Custom error responses are really quite easy in Flask. Create a function whose only argument is the HTTP error status code, make it return a flask.Response instance, and decorate it with @app.errorhandler.

@app.errorhandler(401)
def custom_401(error):
    return Response('<Why access is denied string goes here...>', 401, {'WWW-Authenticate':'Basic realm="Login Required"'})

You can then use abort(401) to your heart's content.


Flask's abort comes directly from Werkzeug. It is a callable object, that raises various predefined HTTP exceptions (subclasses of HTTPException) on demand. Check out the code here for details.

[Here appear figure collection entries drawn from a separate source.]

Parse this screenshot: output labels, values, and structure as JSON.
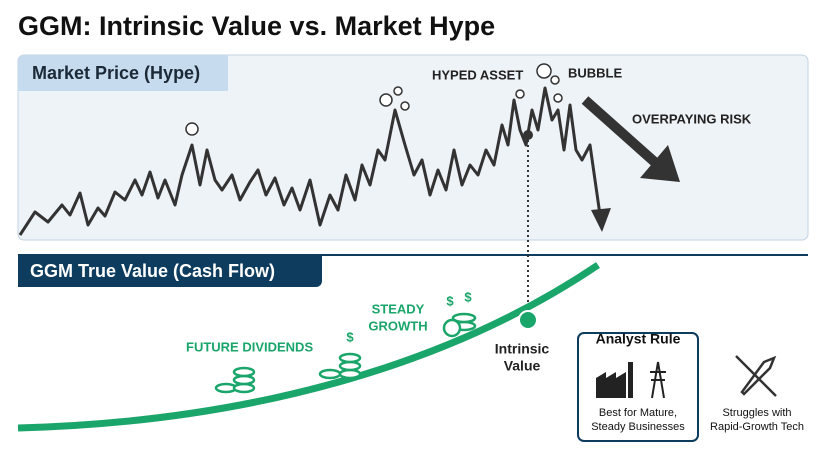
{
  "title": "GGM: Intrinsic Value vs. Market Hype",
  "market_panel": {
    "label": "Market Price (Hype)",
    "annotations": {
      "hyped_asset": "HYPED ASSET",
      "bubble": "BUBBLE",
      "overpaying_risk": "OVERPAYING RISK"
    }
  },
  "value_panel": {
    "label": "GGM True Value (Cash Flow)",
    "steady_growth": [
      "STEADY",
      "GROWTH"
    ],
    "future_dividends": "FUTURE DIVIDENDS",
    "intrinsic_value": [
      "Intrinsic",
      "Value"
    ]
  },
  "analyst_rule": {
    "title": "Analyst Rule",
    "best_for": [
      "Best for Mature,",
      "Steady Businesses"
    ],
    "struggles": [
      "Struggles with",
      "Rapid-Growth Tech"
    ]
  }
}
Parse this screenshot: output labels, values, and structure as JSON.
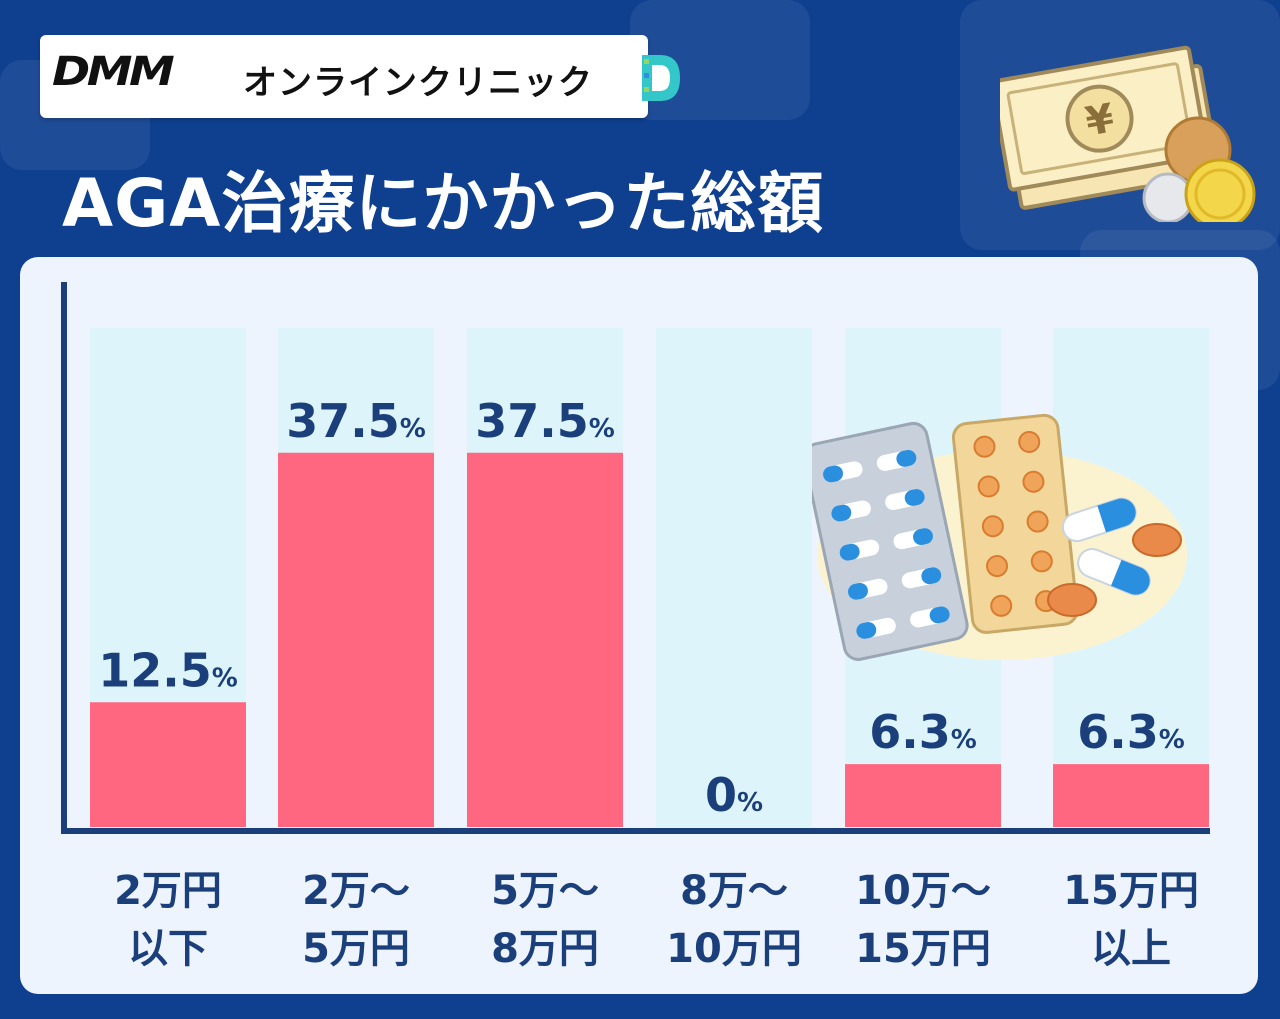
{
  "logo": {
    "brand": "DMM",
    "service": "オンラインクリニック"
  },
  "title": "AGA治療にかかった総額",
  "colors": {
    "bar": "#ff6680",
    "track": "#def4fb",
    "axis": "#1a3f7a",
    "label": "#1a3f7a",
    "background": "#0f3f8f"
  },
  "chart_data": {
    "type": "bar",
    "title": "AGA治療にかかった総額",
    "categories": [
      "2万円\n以下",
      "2万〜\n5万円",
      "5万〜\n8万円",
      "8万〜\n10万円",
      "10万〜\n15万円",
      "15万円\n以上"
    ],
    "values": [
      12.5,
      37.5,
      37.5,
      0,
      6.3,
      6.3
    ],
    "value_labels": [
      "12.5",
      "37.5",
      "37.5",
      "0",
      "6.3",
      "6.3"
    ],
    "unit": "%",
    "ylim": [
      0,
      50
    ],
    "grid": false,
    "legend": "none"
  }
}
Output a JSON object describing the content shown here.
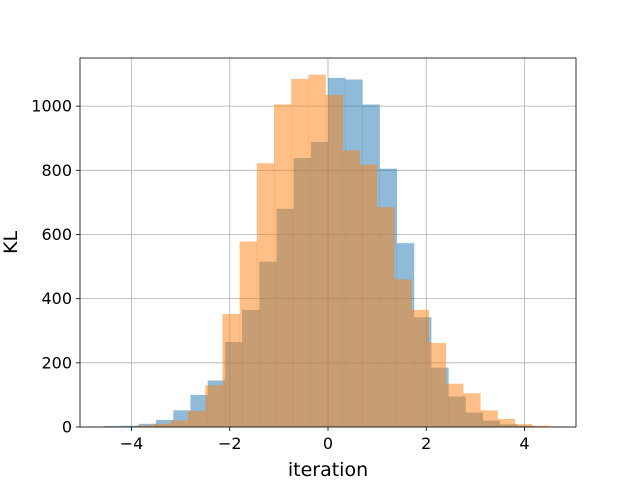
{
  "chart_data": {
    "type": "bar",
    "xlabel": "iteration",
    "ylabel": "KL",
    "xlim": [
      -5.05,
      5.05
    ],
    "ylim": [
      0,
      1150
    ],
    "grid": true,
    "xticks": [
      -4,
      -2,
      0,
      2,
      4
    ],
    "xtick_labels": [
      "−4",
      "−2",
      "0",
      "2",
      "4"
    ],
    "yticks": [
      0,
      200,
      400,
      600,
      800,
      1000
    ],
    "ytick_labels": [
      "0",
      "200",
      "400",
      "600",
      "800",
      "1000"
    ],
    "series": [
      {
        "color": "#1f77b4",
        "opacity": 0.5,
        "bins": [
          {
            "x0": -4.55,
            "x1": -4.2,
            "value": 3
          },
          {
            "x0": -4.2,
            "x1": -3.85,
            "value": 4
          },
          {
            "x0": -3.85,
            "x1": -3.5,
            "value": 10
          },
          {
            "x0": -3.5,
            "x1": -3.15,
            "value": 22
          },
          {
            "x0": -3.15,
            "x1": -2.8,
            "value": 52
          },
          {
            "x0": -2.8,
            "x1": -2.45,
            "value": 100
          },
          {
            "x0": -2.45,
            "x1": -2.1,
            "value": 145
          },
          {
            "x0": -2.1,
            "x1": -1.75,
            "value": 265
          },
          {
            "x0": -1.75,
            "x1": -1.4,
            "value": 365
          },
          {
            "x0": -1.4,
            "x1": -1.05,
            "value": 515
          },
          {
            "x0": -1.05,
            "x1": -0.7,
            "value": 680
          },
          {
            "x0": -0.7,
            "x1": -0.35,
            "value": 838
          },
          {
            "x0": -0.35,
            "x1": 0.0,
            "value": 888
          },
          {
            "x0": 0.0,
            "x1": 0.35,
            "value": 1088
          },
          {
            "x0": 0.35,
            "x1": 0.7,
            "value": 1083
          },
          {
            "x0": 0.7,
            "x1": 1.05,
            "value": 1005
          },
          {
            "x0": 1.05,
            "x1": 1.4,
            "value": 805
          },
          {
            "x0": 1.4,
            "x1": 1.75,
            "value": 573
          },
          {
            "x0": 1.75,
            "x1": 2.1,
            "value": 342
          },
          {
            "x0": 2.1,
            "x1": 2.45,
            "value": 185
          },
          {
            "x0": 2.45,
            "x1": 2.8,
            "value": 95
          },
          {
            "x0": 2.8,
            "x1": 3.15,
            "value": 45
          },
          {
            "x0": 3.15,
            "x1": 3.5,
            "value": 20
          },
          {
            "x0": 3.5,
            "x1": 3.85,
            "value": 8
          },
          {
            "x0": 3.85,
            "x1": 4.2,
            "value": 4
          }
        ]
      },
      {
        "color": "#ff7f0e",
        "opacity": 0.5,
        "bins": [
          {
            "x0": -3.9,
            "x1": -3.55,
            "value": 5
          },
          {
            "x0": -3.55,
            "x1": -3.2,
            "value": 10
          },
          {
            "x0": -3.2,
            "x1": -2.85,
            "value": 20
          },
          {
            "x0": -2.85,
            "x1": -2.5,
            "value": 50
          },
          {
            "x0": -2.5,
            "x1": -2.15,
            "value": 130
          },
          {
            "x0": -2.15,
            "x1": -1.8,
            "value": 352
          },
          {
            "x0": -1.8,
            "x1": -1.45,
            "value": 578
          },
          {
            "x0": -1.45,
            "x1": -1.1,
            "value": 822
          },
          {
            "x0": -1.1,
            "x1": -0.75,
            "value": 1005
          },
          {
            "x0": -0.75,
            "x1": -0.4,
            "value": 1085
          },
          {
            "x0": -0.4,
            "x1": -0.05,
            "value": 1098
          },
          {
            "x0": -0.05,
            "x1": 0.3,
            "value": 1035
          },
          {
            "x0": 0.3,
            "x1": 0.65,
            "value": 862
          },
          {
            "x0": 0.65,
            "x1": 1.0,
            "value": 818
          },
          {
            "x0": 1.0,
            "x1": 1.35,
            "value": 685
          },
          {
            "x0": 1.35,
            "x1": 1.7,
            "value": 460
          },
          {
            "x0": 1.7,
            "x1": 2.05,
            "value": 365
          },
          {
            "x0": 2.05,
            "x1": 2.4,
            "value": 262
          },
          {
            "x0": 2.4,
            "x1": 2.75,
            "value": 135
          },
          {
            "x0": 2.75,
            "x1": 3.1,
            "value": 105
          },
          {
            "x0": 3.1,
            "x1": 3.45,
            "value": 52
          },
          {
            "x0": 3.45,
            "x1": 3.8,
            "value": 25
          },
          {
            "x0": 3.8,
            "x1": 4.15,
            "value": 9
          },
          {
            "x0": 4.15,
            "x1": 4.5,
            "value": 4
          }
        ]
      }
    ]
  }
}
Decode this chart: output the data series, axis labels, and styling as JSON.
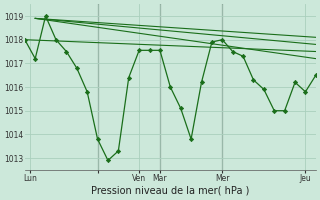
{
  "background_color": "#cce8da",
  "grid_color": "#aacfbd",
  "line_color": "#1a6e1a",
  "marker_color": "#1a6e1a",
  "xlabel": "Pression niveau de la mer( hPa )",
  "ylim": [
    1012.5,
    1019.5
  ],
  "yticks": [
    1013,
    1014,
    1015,
    1016,
    1017,
    1018,
    1019
  ],
  "xlim": [
    0,
    28
  ],
  "xtick_positions": [
    0.5,
    7,
    11,
    13,
    19,
    27
  ],
  "xtick_labels": [
    "Lun",
    "",
    "Ven",
    "Mar",
    "Mer",
    "Jeu"
  ],
  "vlines": [
    7,
    13,
    19
  ],
  "trend_lines": [
    {
      "x": [
        0,
        28
      ],
      "y": [
        1018.0,
        1017.5
      ]
    },
    {
      "x": [
        1,
        28
      ],
      "y": [
        1018.9,
        1018.1
      ]
    },
    {
      "x": [
        1,
        28
      ],
      "y": [
        1018.9,
        1017.8
      ]
    },
    {
      "x": [
        1,
        28
      ],
      "y": [
        1018.9,
        1017.2
      ]
    }
  ],
  "main_x": [
    0,
    1,
    2,
    3,
    4,
    5,
    6,
    7,
    8,
    9,
    10,
    11,
    12,
    13,
    14,
    15,
    16,
    17,
    18,
    19,
    20,
    21,
    22,
    23,
    24,
    25,
    26,
    27,
    28
  ],
  "main_y": [
    1018.0,
    1017.2,
    1019.0,
    1018.0,
    1017.5,
    1016.8,
    1015.8,
    1013.8,
    1012.9,
    1013.3,
    1016.4,
    1017.55,
    1017.55,
    1017.55,
    1016.0,
    1015.1,
    1013.8,
    1016.2,
    1017.9,
    1018.0,
    1017.5,
    1017.3,
    1016.3,
    1015.9,
    1015.0,
    1015.0,
    1016.2,
    1015.8,
    1016.5
  ]
}
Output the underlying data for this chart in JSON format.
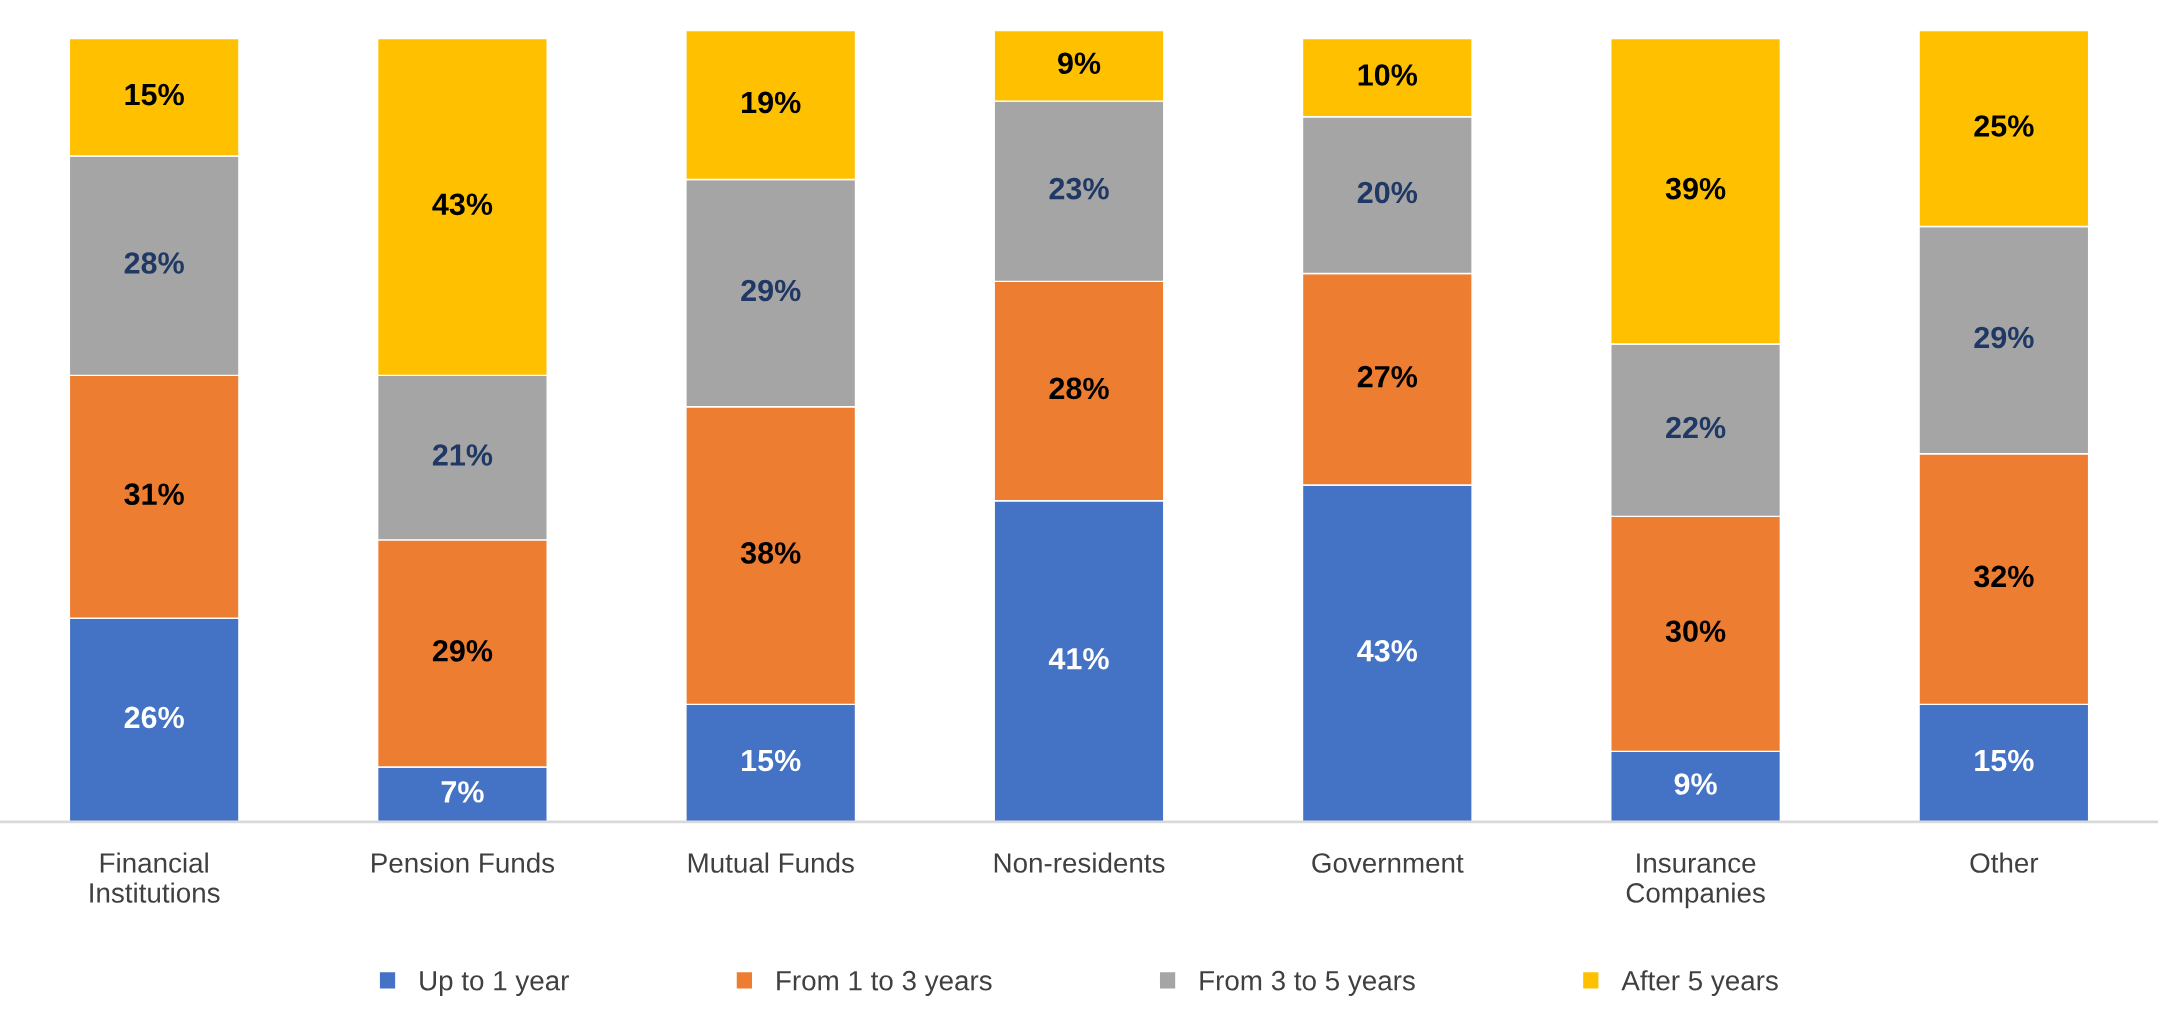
{
  "chart_data": {
    "type": "bar",
    "stacked": true,
    "legend": "bottom",
    "grid": false,
    "categories": [
      "Financial\nInstitutions",
      "Pension Funds",
      "Mutual Funds",
      "Non-residents",
      "Government",
      "Insurance\nCompanies",
      "Other"
    ],
    "series": [
      {
        "name": "Up to 1 year",
        "color": "#4472c4",
        "values": [
          26,
          7,
          15,
          41,
          43,
          9,
          15
        ],
        "value_labels": [
          "26%",
          "7%",
          "15%",
          "41%",
          "43%",
          "9%",
          "15%"
        ]
      },
      {
        "name": "From 1 to 3 years",
        "color": "#ed7d31",
        "values": [
          31,
          29,
          38,
          28,
          27,
          30,
          32
        ],
        "value_labels": [
          "31%",
          "29%",
          "38%",
          "28%",
          "27%",
          "30%",
          "32%"
        ]
      },
      {
        "name": "From 3 to 5 years",
        "color": "#a5a5a5",
        "values": [
          28,
          21,
          29,
          23,
          20,
          22,
          29
        ],
        "value_labels": [
          "28%",
          "21%",
          "29%",
          "23%",
          "20%",
          "22%",
          "29%"
        ]
      },
      {
        "name": "After 5 years",
        "color": "#ffc000",
        "values": [
          15,
          43,
          19,
          9,
          10,
          39,
          25
        ],
        "value_labels": [
          "15%",
          "43%",
          "19%",
          "9%",
          "10%",
          "39%",
          "25%"
        ]
      }
    ]
  }
}
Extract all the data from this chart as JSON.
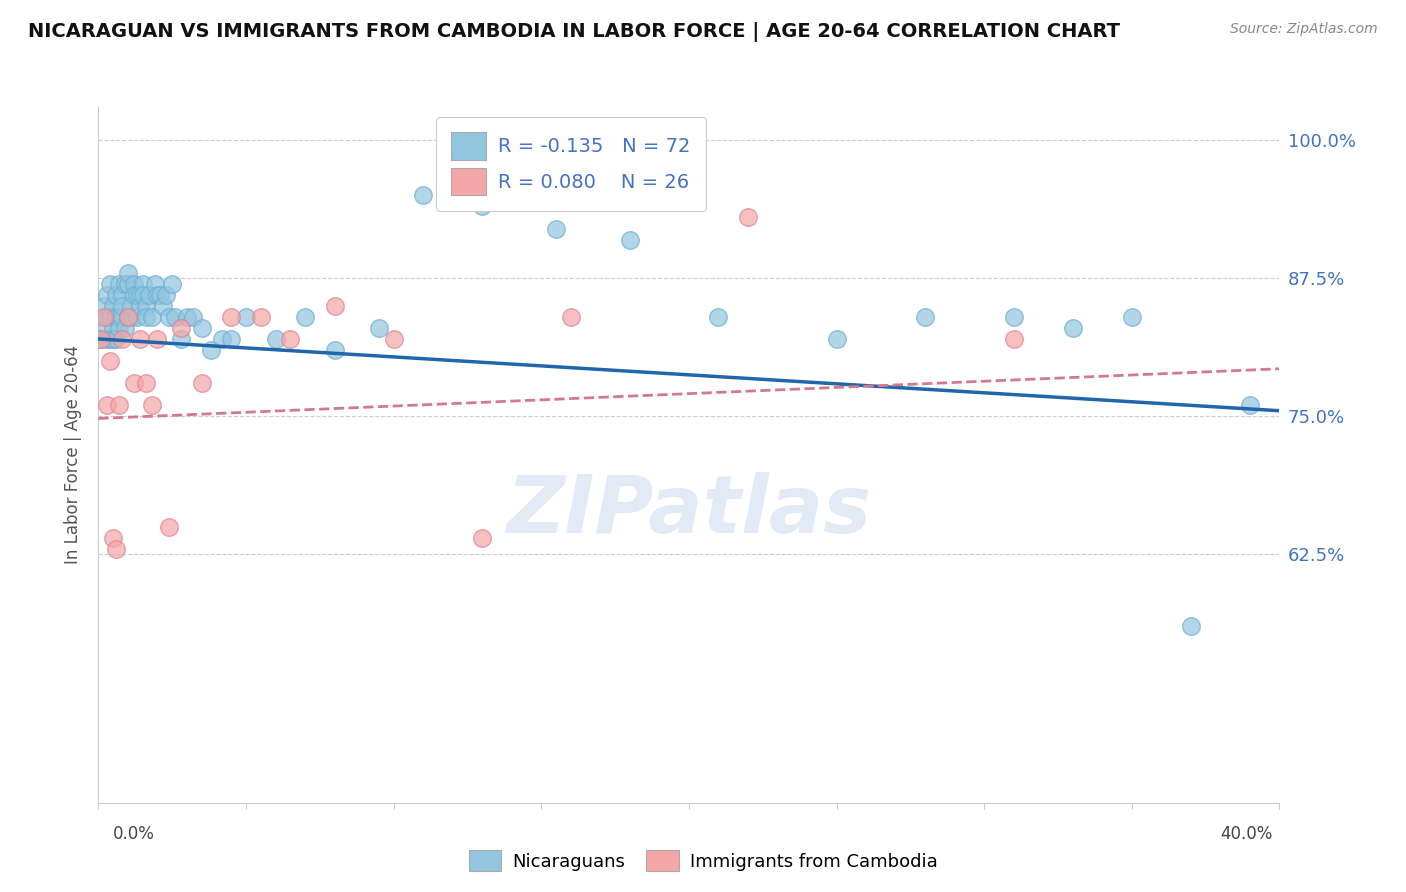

The predefined Unauthorized (which is mapped to 401) only defines the code and a message, but not the WWW-Authenticate header, which as you know is required to trigger the login-popup with browsers. The headers an HTTPException has are hardcoded as [('Content-Type', 'text/html')] in HTTPException.get_headers.

So to add the WWW-Authenticate header, create your own Unauthorized subclass, overwrite the get_headers function and finally update the abort.mapping dictionary with it.

from flask import abort
from werkzeug.exceptions import Unauthorized

class MyUnauthorized(Unauthorized):
    description = '<Why access is denied string goes here...>'
    def get_headers(self, environ):
        """Get a list of headers."""
        return [
            ('Content-Type', 'text/html'),
            ('WWW-Authenticate', 'Basic realm="Login required"'),
        ]

abort.mapping.update({401: MyUnauthorized})

Now all abort(401) calls will raise your custom exception.